Orecchiette with cavolo nero, anchovies & pangrattato

Low-calorie pasta recipe for 4 people, takes only 15 mins; recipe has orecchiette, olive oil, crusty bread, red chillies, garlic cloves, anchovies, cavolo nero and lemon.

Orecchiette with cavolo nero, anchovies & pangrattato

Orecchiette with cavolo nero, anchovies & pangrattato

Recipe by Chef Soomro Course: Low-calorie pasta
Servings

4

servings
Prep time

15 mins

Ingredients

  • Olive Oil: 4 tbsp olive oil
  • Lemon: 1 lemon, zested and juiced
  • Garlic Cloves: 5 fat garlic cloves, thinly sliced
  • Orecchiette: 300g orecchiette (or any short pasta)
  • Crusty Bread: 2 slices crusty bread (stale if possible), crusts removed and blitzed into breadcrumbs
  • Red Chillies: 2 fat red chillies, deseeded and thinly sliced
  • Anchovies: 8-10 anchovies, in oil, chopped
  • Cavolo Nero: 200g cavolo nero, stalks removed, finely shredded

Directions

  1. Bring a large pan of salted water to the boil and cook the pasta following pack instructions. Meanwhile, heat 1 tbsp oil in a large frying pan and add the breadcrumbs. Toast until they are golden and crispy, then tip out onto a plate and set aside. Wipe the pan clean with kitchen paper.
  2. Heat another 2 tbsp oil in the pan and add the chilli, garlic and anchovies. Sizzle for 1-2 mins but don't let the garlic brown. Add a drizzle of the oil from the anchovies, stir and set the pan aside.
  3. When the pasta has 2 mins to go, add the cavolo nero.

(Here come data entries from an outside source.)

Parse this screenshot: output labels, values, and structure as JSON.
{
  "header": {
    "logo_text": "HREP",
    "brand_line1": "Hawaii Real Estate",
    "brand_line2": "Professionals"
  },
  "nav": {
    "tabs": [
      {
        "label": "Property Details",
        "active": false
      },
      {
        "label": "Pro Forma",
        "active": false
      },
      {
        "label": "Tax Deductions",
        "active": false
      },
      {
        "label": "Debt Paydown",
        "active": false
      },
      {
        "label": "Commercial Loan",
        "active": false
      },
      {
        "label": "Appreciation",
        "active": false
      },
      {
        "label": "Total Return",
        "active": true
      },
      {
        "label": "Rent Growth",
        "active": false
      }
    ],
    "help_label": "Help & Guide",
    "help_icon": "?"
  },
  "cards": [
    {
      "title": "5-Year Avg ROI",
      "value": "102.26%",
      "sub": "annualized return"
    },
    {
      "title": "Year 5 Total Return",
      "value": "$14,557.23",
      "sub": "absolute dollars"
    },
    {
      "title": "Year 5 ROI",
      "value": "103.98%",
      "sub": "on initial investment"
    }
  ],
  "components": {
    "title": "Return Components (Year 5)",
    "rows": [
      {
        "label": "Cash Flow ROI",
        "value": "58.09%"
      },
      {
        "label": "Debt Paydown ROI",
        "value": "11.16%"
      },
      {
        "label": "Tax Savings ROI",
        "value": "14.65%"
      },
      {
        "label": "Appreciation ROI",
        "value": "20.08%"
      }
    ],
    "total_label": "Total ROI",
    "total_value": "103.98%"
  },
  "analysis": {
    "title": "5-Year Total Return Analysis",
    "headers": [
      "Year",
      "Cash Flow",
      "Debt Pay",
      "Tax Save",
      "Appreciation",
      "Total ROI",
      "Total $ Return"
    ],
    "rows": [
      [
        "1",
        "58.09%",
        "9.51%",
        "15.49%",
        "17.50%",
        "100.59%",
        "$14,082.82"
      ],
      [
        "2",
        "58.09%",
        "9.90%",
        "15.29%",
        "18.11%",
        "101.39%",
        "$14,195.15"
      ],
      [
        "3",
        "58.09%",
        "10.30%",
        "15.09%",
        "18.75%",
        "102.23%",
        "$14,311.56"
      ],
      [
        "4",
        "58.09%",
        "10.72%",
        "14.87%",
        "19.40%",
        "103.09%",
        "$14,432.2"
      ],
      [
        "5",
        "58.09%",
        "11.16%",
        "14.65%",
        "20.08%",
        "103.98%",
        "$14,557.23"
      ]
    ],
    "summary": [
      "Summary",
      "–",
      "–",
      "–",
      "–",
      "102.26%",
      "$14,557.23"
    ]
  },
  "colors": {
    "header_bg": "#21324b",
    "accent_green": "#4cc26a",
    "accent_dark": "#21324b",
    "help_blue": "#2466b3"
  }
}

Remove a cup of cooking water before draining the pasta, then tip it into the frying pan and return to the heat. Add a splash of cooking water, the remaining 1 tbsp oil (along with another drizzle from the anchovies if the pasta looks dry) and the lemon zest and juice. Season well and cook for 1-2 mins, tossing everything together and adjusting the seasoning if necessary. Serve in bowls scattered with the pangrattato.